'Annem benden utanmıştı'
Akil İnsanlar Heyeti'nde yer alan Doğu Ergil'den samimi itiraf
1995'te hazırladığı Doğu Raporu olay olan siyaset bilimci Prof. Dr. Doğu Ergil'e o dönemde annesi “Senden utanıyorum” demiş.
İşte Doğu Ergil'in Türkiye gazetesine verdiği çarpıcı röportaj:
Sosyolog ve siyaset bilimci Prof. Dr. Doğu Ergil, Kürt meselesi için en fazla kafa yoran ve kalem oynatan insanlardan... 1995 yılında, o sırada danışmanlığını da yaptığı Türkiye Odalar ve Borsalar Birliği (TOBB) adına hazırladığı 'Doğu Raporu'yla büyük fırtınalar koparan Ergil, acımasızca eleştirilere maruz kalmıştı. Rapordan 18 sene sonra geçtiğimiz bahar ayında Âkil İnsanlar Heyeti'nde görev alan Ergil, barış amacıyla bu defa İç Anadolu'da ter akıttı. Heyette yer almasını “Bu bir sağlamaydı” şeklinde değerlendiren Ergil, yaşadığı zorlu süreçleri şöyle anlattı: “Benim de içinden çıktığım, Kemalist gelenekten gelen ve kendisini 'modern' diye adlandıran bir kesim var. Apartmanım, 98 daireli bir kompleks. Komşularım, son 5-6 yıldır bana sadece soğuk bir selam verip geçiyor. Bırakın onu, Âkil İnsanlar Heyeti'ne seçildikten sonra kayınvalidem müthiş itiraz etti. Bunun üzerine kayınvalidemin çok sevdiği Kadir İnanır'dan son Dolmabahçe Toplantısı'nda ricada bulundum. 'Kadir, kayınvalideyle aramız pek de iyi değil. Arayalım da sen 'İyi şeyler yapıyoruz yenge' deyiver, olur mu?' dedim. Kabul etti. Repliği de hazırdı. Lakin kayınvalidem telefona çıkmadı.”Bu anekdotu kâh gülerek, kâh hüzünlenerek anlatan Doğu Ergil, Doğu Raporu'nu yazdığı sırada yaşadıklarının çok daha ağır olduğunu belirtti. Öz annesi tarafından dışlanacak kadar ağır: “Medya tetikçileri hakkımda öyle şeyler yazdı ki, annem telefon açıp 'Senden utanıyorum. Senin yüzünden sokağa çıkamıyorum' dedi.?Araştırmanın kapağını kaldırmadan Mesut Yılmaz, 'Bu bir CIA ısmarlaması' dedi. Şimdi okuyunca gülüyorsun. Meseleyi çözmek için ortaya çıkan bir adam, dünyanın başka bir ülkesinde olsa; ona enstitü kurulur, kadro ve fon verilirdi. Bizde ise karşılığı, bastırmak, susturmak, aşağılamak...” Doğu Ergil, geldiğimiz noktada, o günlerin çok ötesine geçtiğimizi düşünse de, bu tepkiselliğin altında yatan sebepleri ise, kendince şöyle açıkladı: “Türkiye'de düzenin değişmesi korkusu, muhalefeti bile tedirgin eder. Hepimiz 'devlet baba'nın çocuklarıyız! Bizde milliyetçilik, milleti değil devleti güçlendirmenin ideolojisidir. O yüzden siyasetin ana aktörünün devlet olmasına son vermedikçe, bir barış ve uzlaşma kültürünün ortaya çıkması çok zor.”
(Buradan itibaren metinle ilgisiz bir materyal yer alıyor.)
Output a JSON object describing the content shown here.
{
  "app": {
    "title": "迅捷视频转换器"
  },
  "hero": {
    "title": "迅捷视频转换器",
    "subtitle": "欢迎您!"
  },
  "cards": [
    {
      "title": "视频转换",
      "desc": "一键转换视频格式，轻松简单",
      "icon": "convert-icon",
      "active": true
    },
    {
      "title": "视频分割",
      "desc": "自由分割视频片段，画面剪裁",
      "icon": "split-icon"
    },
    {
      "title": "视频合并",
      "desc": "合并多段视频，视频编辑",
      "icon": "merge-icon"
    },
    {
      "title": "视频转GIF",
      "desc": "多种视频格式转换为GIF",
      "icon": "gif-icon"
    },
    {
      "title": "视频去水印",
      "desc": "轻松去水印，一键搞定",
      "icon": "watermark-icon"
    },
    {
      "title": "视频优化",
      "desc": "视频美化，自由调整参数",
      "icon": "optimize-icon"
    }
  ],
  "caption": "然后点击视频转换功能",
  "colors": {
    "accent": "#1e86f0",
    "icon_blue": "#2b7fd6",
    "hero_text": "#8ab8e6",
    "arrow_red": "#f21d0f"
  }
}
Hazırladıkları raporun ardından hükümetin attığı ilk adım olan Demokratikleşme Paketi'ndeki 'Andımız'ın kaldırılması maddesini farklı bir yönden ele alan Ergil, bunun en çok Türkler için iyi olacağı kanaatinde: “Ben, Türk olduğum için 'çalışkanım' ve 'doğruyum' dediğim anda yalan söylüyorum! Gerçekten Türk olarak 'doğru' isek, Uluslararası Şeffaflık Örgütü'nün yolsuzluklar listesinde orta sıralarda olmazdık. 7 milyonluk Danimarka, Türkiye'nin yarısı kadar milli değer üretiyor. Demek ki o kadar çalışkan da değiliz! Yalan yere yemin edip kendimizi aldatmamak için Andımız'ın kaldırılması gerekliydi.”